James' agent, Aaron Goodwin, wouldn't be surprised if James is back in time to face the expansion Bobcats.

"Knowing LeBron, he'll play," Goodwin said. "That's all he was mad about last night, that he couldn't play."

The Cavaliers were preparing themselves for much worse news after seeing the reigning NBA Rookie of the Year crumble to the floor late in the second quarter after being nailed accidentally by Mutombo.

James was moving quickly across the middle of the foul lane while trying to steal a pass from Tracy McGrady when his momentum carried him into the 7-foot-2 center, whose sharp elbows have done damage in the league for years. Mutombo's elbow caught James near his left eye, dropping the 6-8, 240-pounder.

He rolled onto his stomach and stayed face down for several seconds while play continued and the sellout crowd in Gund Arena fell silent.

James told Silas that he briefly lost consciousness.

He was helped off the floor and taken to the Cleveland Clinic, where he was examined by two specialists.
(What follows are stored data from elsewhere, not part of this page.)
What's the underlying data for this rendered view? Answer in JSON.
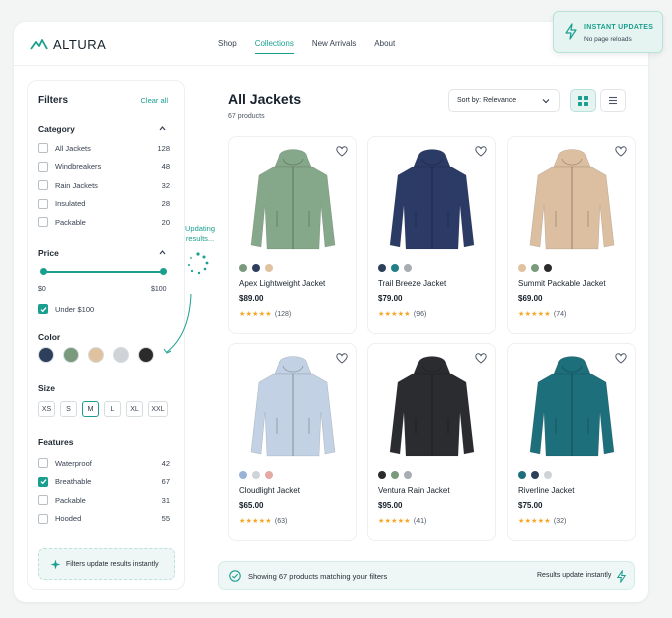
{
  "brand": {
    "name": "ALTURA"
  },
  "nav": {
    "items": [
      "Shop",
      "Collections",
      "New Arrivals",
      "About"
    ],
    "active": "Collections"
  },
  "toast": {
    "title": "INSTANT UPDATES",
    "subtitle": "No page reloads"
  },
  "filters": {
    "title": "Filters",
    "clear_label": "Clear all",
    "category": {
      "heading": "Category",
      "items": [
        {
          "label": "All Jackets",
          "count": "128",
          "checked": false
        },
        {
          "label": "Windbreakers",
          "count": "48",
          "checked": false
        },
        {
          "label": "Rain Jackets",
          "count": "32",
          "checked": false
        },
        {
          "label": "Insulated",
          "count": "28",
          "checked": false
        },
        {
          "label": "Packable",
          "count": "20",
          "checked": false
        }
      ]
    },
    "price": {
      "heading": "Price",
      "min_label": "$0",
      "max_label": "$100",
      "option_label": "Under $100",
      "option_checked": true,
      "range_low": 0,
      "range_high": 100
    },
    "color": {
      "heading": "Color",
      "swatches": [
        "#2e3f5c",
        "#7a9a7e",
        "#e0c1a0",
        "#cfd3d8",
        "#2b2b2b"
      ]
    },
    "size": {
      "heading": "Size",
      "options": [
        "XS",
        "S",
        "M",
        "L",
        "XL",
        "XXL"
      ],
      "selected": "M"
    },
    "features": {
      "heading": "Features",
      "items": [
        {
          "label": "Waterproof",
          "count": "42",
          "checked": false
        },
        {
          "label": "Breathable",
          "count": "67",
          "checked": true
        },
        {
          "label": "Packable",
          "count": "31",
          "checked": false
        },
        {
          "label": "Hooded",
          "count": "55",
          "checked": false
        }
      ]
    },
    "note": "Filters update results instantly"
  },
  "updating": {
    "line1": "Updating",
    "line2": "results..."
  },
  "main": {
    "title": "All Jackets",
    "subtitle": "67 products",
    "sort_label": "Sort by: Relevance",
    "view_active": "grid"
  },
  "products": [
    {
      "name": "Apex Lightweight Jacket",
      "price": "$89.00",
      "reviews": "(128)",
      "rating": 4.5,
      "color": "#86a88a",
      "dots": [
        "#7a9a7e",
        "#2e3f5c",
        "#e0c1a0"
      ]
    },
    {
      "name": "Trail Breeze Jacket",
      "price": "$79.00",
      "reviews": "(96)",
      "rating": 4.5,
      "color": "#2c3a66",
      "dots": [
        "#2e3f5c",
        "#1f7e86",
        "#a7adb3"
      ]
    },
    {
      "name": "Summit Packable Jacket",
      "price": "$69.00",
      "reviews": "(74)",
      "rating": 4.5,
      "color": "#dcbfa0",
      "dots": [
        "#e0c1a0",
        "#7a9a7e",
        "#2b2b2b"
      ]
    },
    {
      "name": "Cloudlight Jacket",
      "price": "$65.00",
      "reviews": "(63)",
      "rating": 4.5,
      "color": "#c2d1e4",
      "dots": [
        "#9ab2d8",
        "#cfd3d8",
        "#e4a9a3"
      ]
    },
    {
      "name": "Ventura Rain Jacket",
      "price": "$95.00",
      "reviews": "(41)",
      "rating": 4.5,
      "color": "#2a2c30",
      "dots": [
        "#2b2b2b",
        "#7a9a7e",
        "#a7adb3"
      ]
    },
    {
      "name": "Riverline Jacket",
      "price": "$75.00",
      "reviews": "(32)",
      "rating": 4.5,
      "color": "#1d6f7c",
      "dots": [
        "#1d6f7c",
        "#2e3f5c",
        "#cfd3d8"
      ]
    }
  ],
  "footer": {
    "status": "Showing 67 products matching your filters",
    "note": "Results update instantly"
  },
  "colors": {
    "accent": "#1a9e8f",
    "star": "#f5a623"
  }
}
James underwent X-rays and a CAT scan, which revealed the facial fracture below his left eye.

"He's a very fortunate young man," Cavaliers trainer Max Benton said. "In this case, this was the best of a worst scenario."

Ironically, before the game Cleveland guard Eric Snow had reminded James to watch out for Mutombo's omnipresent elbows.

"He has probably hit his teammates more than he hits opponents," said Snow, who played with Mutombo in Philadelphia.